Kälteschäden verhindern und Schutz vor erfrieren

Ein Winterspaziergang bei eisiger Kälte und strahlendem Sonnenschein ist erholsam und regt den Stoffwechsel an. Doch ist dabei zu beachten, dass der Körper ausreichend vor Unterkühlung geschützt wird.

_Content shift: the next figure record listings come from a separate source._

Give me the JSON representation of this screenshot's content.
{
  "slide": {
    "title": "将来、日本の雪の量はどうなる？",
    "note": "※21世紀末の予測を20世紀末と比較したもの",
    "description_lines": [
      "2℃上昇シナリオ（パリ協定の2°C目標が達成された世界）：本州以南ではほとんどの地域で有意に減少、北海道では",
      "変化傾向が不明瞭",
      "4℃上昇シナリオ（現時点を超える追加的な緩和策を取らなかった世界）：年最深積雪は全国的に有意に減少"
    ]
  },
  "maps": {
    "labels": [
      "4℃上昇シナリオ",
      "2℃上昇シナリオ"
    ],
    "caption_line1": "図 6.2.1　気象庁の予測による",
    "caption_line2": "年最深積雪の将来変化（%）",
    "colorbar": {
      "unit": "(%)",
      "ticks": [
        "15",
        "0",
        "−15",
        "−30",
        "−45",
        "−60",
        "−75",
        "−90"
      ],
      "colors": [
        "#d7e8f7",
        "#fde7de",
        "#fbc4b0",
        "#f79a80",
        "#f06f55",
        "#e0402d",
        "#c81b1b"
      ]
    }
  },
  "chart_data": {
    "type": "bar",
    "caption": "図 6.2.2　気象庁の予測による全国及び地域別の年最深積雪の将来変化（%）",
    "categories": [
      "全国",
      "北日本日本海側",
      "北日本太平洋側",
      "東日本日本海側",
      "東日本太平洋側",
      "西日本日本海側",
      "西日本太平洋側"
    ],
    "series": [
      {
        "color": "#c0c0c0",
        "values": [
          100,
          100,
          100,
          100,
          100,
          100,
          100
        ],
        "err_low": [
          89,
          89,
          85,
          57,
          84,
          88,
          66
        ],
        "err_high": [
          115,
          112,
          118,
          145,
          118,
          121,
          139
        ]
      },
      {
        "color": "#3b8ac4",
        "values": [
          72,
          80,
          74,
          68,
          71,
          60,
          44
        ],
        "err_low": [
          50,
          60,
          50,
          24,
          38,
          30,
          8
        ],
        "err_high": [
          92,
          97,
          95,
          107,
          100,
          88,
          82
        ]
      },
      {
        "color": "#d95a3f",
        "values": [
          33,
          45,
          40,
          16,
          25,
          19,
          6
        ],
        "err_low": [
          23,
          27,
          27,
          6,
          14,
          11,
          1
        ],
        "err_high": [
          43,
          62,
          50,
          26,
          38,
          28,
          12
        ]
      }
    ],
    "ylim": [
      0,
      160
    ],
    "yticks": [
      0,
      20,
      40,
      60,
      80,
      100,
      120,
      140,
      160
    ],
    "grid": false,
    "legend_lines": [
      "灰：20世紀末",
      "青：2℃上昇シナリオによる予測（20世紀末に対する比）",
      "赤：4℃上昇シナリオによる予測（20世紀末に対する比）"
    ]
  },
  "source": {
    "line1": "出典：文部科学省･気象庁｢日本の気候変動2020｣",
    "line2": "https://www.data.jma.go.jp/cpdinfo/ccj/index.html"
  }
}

Die Körpertemperatur des Menschen ist unter anderem auch abhängig von der Temperatur der Umgebung, in der er sich aufhält. Das bedeutet: Ist die Umgebungstemperatur niedrig, dann sinkt auch automatisch die Temperatur des Körpers und der Mensch fängt an zu frieren. Der Schutzmechanismus des Körpers reagiert darauf sofort und beginnt Wärme zu produzieren. Die Muskeln beginnen mit der Wärmeproduktion durch kleine, schnelle Bewegungen. Um eine optimale Versorgung der lebenswichtigen Organe Herz und Gehirn zu gewährleisten, verengen sich die kleinen Blutgefäße in der Haut. Dadurch wird die Haut nicht mehr so gut durchblutet. Finger, Zehen, Ohren und Nase sind so fast schutzlos und kühlen schnell aus. Diese Körperpartien sind auch am häufigsten von Kälteschäden betroffen. Um den Körper beim Kampf gegen die Unterkühlung zu unterstützen und vor Schäden durch Kälte zu schützen, sind warme Schuhe, Mütze, Schal und Handschuhe ein unbedingtes Muss.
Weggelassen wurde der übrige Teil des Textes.